Le président exécutif de La Saur était sur BFM Business ce mardi 2 juillet. Il y a décrypté l'accord trouvé avec les banques créancières du groupe pour que celui-ci puisse éviter la faillite.

La Saur, le spécialiste de la gestion de l'eau et des déchets auprès des collectivités locales, est sauvée. L'entreprise a obtenu, mardi 2 juillet, l'aval des banques créancières et des actionnaires pour mener à bien son plan de refinancement. Son président exécutif, Olivier Brousse, précise les contours de l'accord sur BFM Business.

En échange de leur prise de contrôle de la Saur, les banques acceptent un abandon de créance de 50%. Mais attention, rappelle le patron de l'entreprise: "Ce n'est pas La Saur qui est endettée, mais la holding qui l'a acquise en 2007, que personne ne connaît, et qui s'appelle HIME". C'est d'ailleurs justement "pour acquérir La Saur que HIME s'est endettée".

Aux tribunaux de commerce de valider le plan

Cet accord, "acquis au bout de dix mois de négociations", précise le patron, allègera donc la dette de la holding de moitié (d'1,8 milliard à 900 millions d'euros). Les intérêts seront divisés par trois, ramenés à 30 millions d'euros par an, et une nouvelle ligne de crédit de 200 millions d'euros sera ouverte.

Reste une dernière étape: la validation du plan par les tribunaux de commerce. Mais Olivier Brousse, qui loue d'ailleurs la compétence des magistrats dans ce dossier, est confiant sur ce point, d'autant que "l'accord a été signé à l'unanimité". "La Grande Saur, comme on l'appelait à l'époque où elle était filiale du groupe Bouygues, sera bientôt de retour"!

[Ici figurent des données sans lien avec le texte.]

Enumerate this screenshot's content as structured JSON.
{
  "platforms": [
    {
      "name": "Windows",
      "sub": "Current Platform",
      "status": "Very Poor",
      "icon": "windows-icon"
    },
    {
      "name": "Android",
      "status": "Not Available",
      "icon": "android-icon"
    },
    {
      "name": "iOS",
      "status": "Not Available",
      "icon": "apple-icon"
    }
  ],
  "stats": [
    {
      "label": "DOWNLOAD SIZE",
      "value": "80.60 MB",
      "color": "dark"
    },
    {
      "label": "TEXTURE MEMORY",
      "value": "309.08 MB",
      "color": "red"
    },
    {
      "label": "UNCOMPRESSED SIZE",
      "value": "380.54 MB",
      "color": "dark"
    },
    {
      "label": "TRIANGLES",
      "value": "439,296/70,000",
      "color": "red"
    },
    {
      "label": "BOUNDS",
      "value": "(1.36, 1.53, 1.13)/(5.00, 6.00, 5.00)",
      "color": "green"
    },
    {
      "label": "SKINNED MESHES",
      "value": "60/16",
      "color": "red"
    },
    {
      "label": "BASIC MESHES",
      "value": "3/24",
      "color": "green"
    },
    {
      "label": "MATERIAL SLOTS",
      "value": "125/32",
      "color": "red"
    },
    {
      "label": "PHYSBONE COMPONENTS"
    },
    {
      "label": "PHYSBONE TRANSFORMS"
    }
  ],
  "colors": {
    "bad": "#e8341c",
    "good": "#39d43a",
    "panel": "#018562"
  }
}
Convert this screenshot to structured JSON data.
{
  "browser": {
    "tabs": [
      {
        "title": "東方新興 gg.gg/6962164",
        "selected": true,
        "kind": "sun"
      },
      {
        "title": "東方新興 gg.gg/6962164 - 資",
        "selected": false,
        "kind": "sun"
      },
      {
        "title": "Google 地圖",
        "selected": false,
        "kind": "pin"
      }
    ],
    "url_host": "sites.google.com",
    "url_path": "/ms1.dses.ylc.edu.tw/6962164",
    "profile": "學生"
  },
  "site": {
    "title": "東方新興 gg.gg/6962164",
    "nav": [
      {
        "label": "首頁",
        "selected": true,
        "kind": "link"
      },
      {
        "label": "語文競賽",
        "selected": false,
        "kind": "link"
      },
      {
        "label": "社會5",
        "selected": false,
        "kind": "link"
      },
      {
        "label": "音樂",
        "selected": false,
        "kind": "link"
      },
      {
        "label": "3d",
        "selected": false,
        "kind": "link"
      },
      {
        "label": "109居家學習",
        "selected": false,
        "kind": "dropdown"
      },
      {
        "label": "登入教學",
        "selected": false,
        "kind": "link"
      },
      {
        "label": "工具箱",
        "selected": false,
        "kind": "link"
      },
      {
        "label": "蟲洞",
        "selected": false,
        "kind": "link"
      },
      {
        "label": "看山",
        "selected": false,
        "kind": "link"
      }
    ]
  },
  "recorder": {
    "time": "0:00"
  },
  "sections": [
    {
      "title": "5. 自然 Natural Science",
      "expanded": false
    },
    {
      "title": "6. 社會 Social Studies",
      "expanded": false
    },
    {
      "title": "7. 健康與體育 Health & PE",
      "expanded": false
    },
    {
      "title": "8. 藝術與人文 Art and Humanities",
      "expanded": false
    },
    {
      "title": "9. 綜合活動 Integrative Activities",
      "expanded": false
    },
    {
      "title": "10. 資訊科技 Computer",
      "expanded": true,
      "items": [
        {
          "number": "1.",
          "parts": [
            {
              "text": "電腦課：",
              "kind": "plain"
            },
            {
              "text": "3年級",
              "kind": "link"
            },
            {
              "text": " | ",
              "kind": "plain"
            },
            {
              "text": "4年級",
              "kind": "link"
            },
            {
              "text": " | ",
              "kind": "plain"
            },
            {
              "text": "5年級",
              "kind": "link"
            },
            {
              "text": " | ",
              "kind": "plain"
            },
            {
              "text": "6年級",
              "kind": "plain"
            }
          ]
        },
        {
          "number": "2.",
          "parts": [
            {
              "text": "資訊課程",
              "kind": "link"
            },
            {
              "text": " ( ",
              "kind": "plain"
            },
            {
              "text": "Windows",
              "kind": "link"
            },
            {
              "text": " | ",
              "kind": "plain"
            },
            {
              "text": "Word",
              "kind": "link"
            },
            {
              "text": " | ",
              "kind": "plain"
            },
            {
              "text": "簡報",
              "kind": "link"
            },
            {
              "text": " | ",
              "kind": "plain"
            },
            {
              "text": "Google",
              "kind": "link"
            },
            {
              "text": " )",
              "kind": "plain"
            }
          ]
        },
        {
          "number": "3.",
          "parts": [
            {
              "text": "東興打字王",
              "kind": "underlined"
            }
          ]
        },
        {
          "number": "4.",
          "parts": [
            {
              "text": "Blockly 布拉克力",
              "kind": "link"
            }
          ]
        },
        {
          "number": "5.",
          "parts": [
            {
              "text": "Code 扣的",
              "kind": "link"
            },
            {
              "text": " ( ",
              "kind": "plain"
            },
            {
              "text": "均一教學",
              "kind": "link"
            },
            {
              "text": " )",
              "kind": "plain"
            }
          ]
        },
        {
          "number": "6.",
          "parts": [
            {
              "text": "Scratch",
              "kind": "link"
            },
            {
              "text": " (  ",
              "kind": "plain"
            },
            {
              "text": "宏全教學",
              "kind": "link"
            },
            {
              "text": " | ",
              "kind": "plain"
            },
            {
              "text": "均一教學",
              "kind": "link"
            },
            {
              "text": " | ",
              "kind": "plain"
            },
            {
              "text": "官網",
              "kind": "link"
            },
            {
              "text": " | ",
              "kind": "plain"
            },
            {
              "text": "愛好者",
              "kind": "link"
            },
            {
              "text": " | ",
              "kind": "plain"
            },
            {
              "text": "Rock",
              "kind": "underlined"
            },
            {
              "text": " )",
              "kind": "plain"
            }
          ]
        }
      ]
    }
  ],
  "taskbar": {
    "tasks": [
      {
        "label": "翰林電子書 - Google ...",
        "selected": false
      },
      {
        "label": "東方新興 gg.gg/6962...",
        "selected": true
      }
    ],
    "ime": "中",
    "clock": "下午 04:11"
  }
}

Un troisième acteur français au rôle essentiel

En tout cas, l'entreprise, concurrente de Suez Environnement et de Veolia sur ces activités, a encore un rôle à jouer à côté de ces deux poids lourds. Pour son patron, le groupe fondé il y a 80 ans a une spécificité: "nous traitons avec des communes de plus petite taille" que lesdits concurrents, avec "des technologies plus modernes qui nous permettent de gérer des réseaux plus étendus".

D'ailleurs, il assure que ce sont bien les collectivités locales qui "tiennent à la présence d'un troisième acteur sur le marché français". "Le service public français de l'eau fait l'admiration de toutes les villes du monde", assure Damien Brousse. Or "ce sont bien les entreprises privées qui exportent ce savoir-faire, parmi lesquelles La Saur, qui a aussi une dimension internationale".